Here is a summary of what I have learned so far reading the
gospels during Lent this year: If you take the gospels as your guide, you must
learn to stay in Jesus’ presence, to see the world as Jesus sees the world, and
to treat others as Jesus treats them. One of the most affecting examples of
this is the Parable of the Unforgiving Servant in Matthew 18. Before you read
further here, take your bible and read the parable.
The primary point of the parable is simple: If we fail to forgive
others as God has forgiven us, we forfeit our forgiveness. But it seems to me
that the root of the servant’s unforgiving action is his failure to see his
debtor through God’s eyes.
Earlier in Matthew 18 Jesus has repeated his very hard
saying about cutting off our hands and feet and plucking out our eyes if any of
these body parts cause us to sin. And if we pay attention to the Parable of the
Unforgiving Servant we can see that all of these body parts contribute to his
stumbling, to his sin.
First, the servant who has been forgiven his debt leaves the
presence of his king. He went out—on his feet. It is a mistake to leave God’s
presence and go out into the world on our own two feet without him. Immediately
it seems, the forgiven one encounters temptation. He sees—with his eyes—another
servant who owes him money. How quickly he succumbs to his personal vision of
this servant as debtor when he sees with his own eyes, his own judgment, rather
than the king’s. He fails to see his debtor as the king sees him. His eye
causes him to stumble. His vision is not pure. He sees with the prideful eye of
one who presumes to know the difference between good and evil.

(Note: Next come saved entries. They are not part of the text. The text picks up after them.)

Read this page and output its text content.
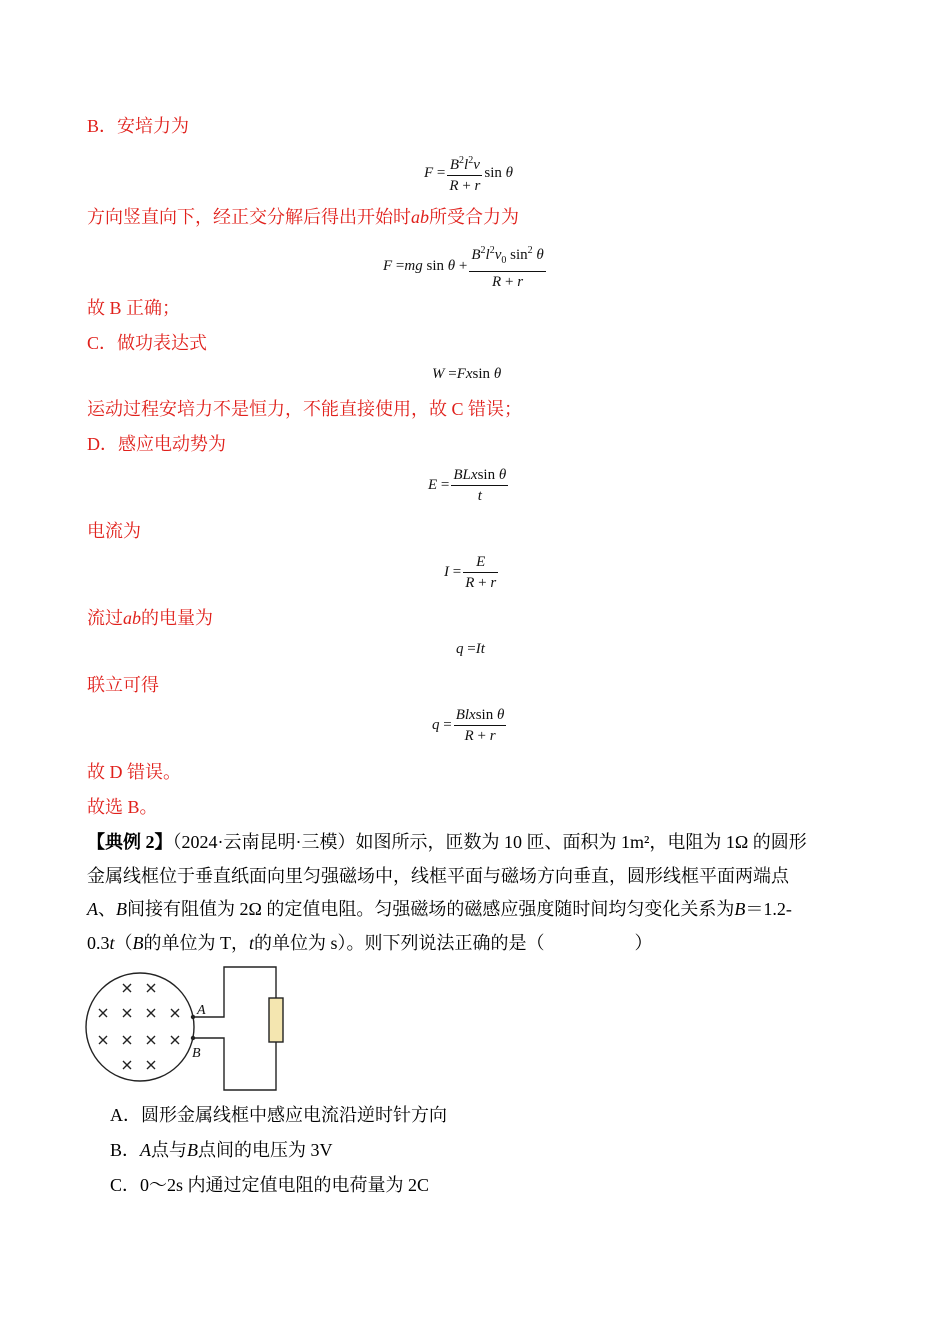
B．安培力为
$F = \frac{B^2l^2v}{R + r}$ sin θ
方向竖直向下，经正交分解后得出开始时ab所受合力为
F =mg $\sin \theta + \frac{B^2l^2v_0 \sin^2 \theta}{R + r}$
故 B 正确；
C．做功表达式
W =Fxsin θ
运动过程安培力不是恒力，不能直接使用，故 C 错误；
D．感应电动势为
$E = \frac{\text{BLxsin θ}}{t}$
电流为
$I = \frac{E}{R + r}$
流过ab的电量为
q =It
联立可得
$q = \frac{\text{Blxsin θ}}{R + r}$
故 D 错误。
故选 B。
【典例 2】（2024·云南昆明·三模）如图所示，匝数为 10 匝、面积为 1m²，电阻为 1Ω 的圆形
金属线框位于垂直纸面向里匀强磁场中，线框平面与磁场方向垂直，圆形线框平面两端点
A、B间接有阻值为 2Ω 的定值电阻。匀强磁场的磁感应强度随时间均匀变化关系为B＝1.2-
0.3t（B的单位为 T，t的单位为 s）。则下列说法正确的是（　　　　　）
A
B
A．圆形金属线框中感应电流沿逆时针方向
B．A点与B点间的电压为 3V
C．0～2s 内通过定值电阻的电荷量为 2C
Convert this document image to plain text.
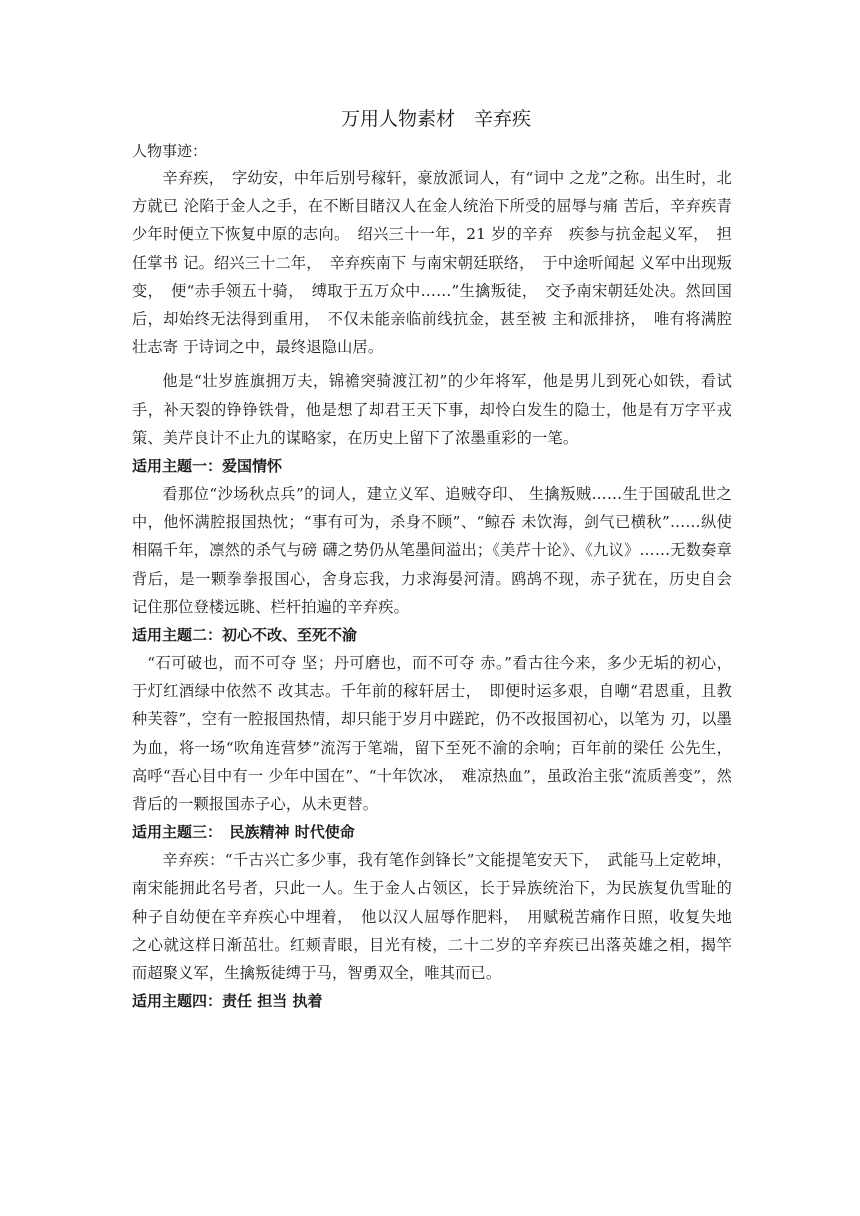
万用人物素材　辛弃疾
人物事迹：

辛弃疾，　字幼安，中年后别号稼轩，豪放派词人，有“词中 之龙”之称。出生时，北方就已 沦陷于金人之手，在不断目睹汉人在金人统治下所受的屈辱与痛 苦后，辛弃疾青少年时便立下恢复中原的志向。　绍兴三十一年，21 岁的辛弃　疾参与抗金起义军，　担任掌书 记。绍兴三十二年，　辛弃疾南下 与南宋朝廷联络，　于中途听闻起 义军中出现叛变，　便“赤手领五十骑，　缚取于五万众中……”生擒叛徒，　交予南宋朝廷处决。然回国后，却始终无法得到重用，　不仅未能亲临前线抗金，甚至被 主和派排挤，　唯有将满腔壮志寄 于诗词之中，最终退隐山居。

他是“壮岁旌旗拥万夫，锦襜突骑渡江初”的少年将军，他是男儿到死心如铁，看试手，补天裂的铮铮铁骨，他是想了却君王天下事，却怜白发生的隐士，他是有万字平戎策、美芹良计不止九的谋略家，在历史上留下了浓墨重彩的一笔。

适用主题一：爱国情怀

看那位“沙场秋点兵”的词人，建立义军、追贼夺印、 生擒叛贼……生于国破乱世之中，他怀满腔报国热忱；“事有可为，杀身不顾”、“鲸吞 未饮海，剑气已横秋”……纵使相隔千年，凛然的杀气与磅 礴之势仍从笔墨间溢出；《美芹十论》、《九议》……无数奏章背后，是一颗拳拳报国心，舍身忘我，力求海晏河清。鸥鸪不现，赤子犹在，历史自会记住那位登楼远眺、栏杆拍遍的辛弃疾。

适用主题二：初心不改、至死不渝

“石可破也，而不可夺 坚；丹可磨也，而不可夺 赤。”看古往今来，多少无垢的初心，于灯红酒绿中依然不 改其志。千年前的稼轩居士，　即便时运多艰，自嘲“君恩重，且教种芙蓉”，空有一腔报国热情，却只能于岁月中蹉跎，仍不改报国初心，以笔为 刃，以墨为血，将一场“吹角连营梦”流泻于笔端，留下至死不渝的余响；百年前的梁任 公先生，高呼“吾心目中有一 少年中国在”、“十年饮冰，　难凉热血”，虽政治主张“流质善变”，然背后的一颗报国赤子心，从未更替。

适用主题三：　民族精神 时代使命

辛弃疾：“千古兴亡多少事，我有笔作剑锋长”文能提笔安天下，　武能马上定乾坤，南宋能拥此名号者，只此一人。生于金人占领区，长于异族统治下，为民族复仇雪耻的种子自幼便在辛弃疾心中埋着，　他以汉人屈辱作肥料，　用赋税苦痛作日照，收复失地之心就这样日渐茁壮。红颊青眼，目光有棱，二十二岁的辛弃疾已出落英雄之相，揭竿而超聚义军，生擒叛徒缚于马，智勇双全，唯其而已。

适用主题四：责任 担当 执着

But that is not the end of it. Next he seizes his
debtor—with his hands—and throws him into prison. He not only sees as one who
judges, he acts with his own hands to punish. And the consequence—of his
walking out of the king’s presence and influence, of seeing with his own eyes
rather than the king’s vision, and acting with his own hands rather than the
hands of the king—is to be judged and treated the same way that he judged and
treated his debtor. He forfeits his forgiveness.
The point: Be the image of Jesus in the world, be Christ’s
ambassadors, by walking in his presence, by seeing others as Jesus sees them,
and by using our hands to treat others as Jesus would. I think that’s a pretty
good summary at this point of my forty days with the gospels.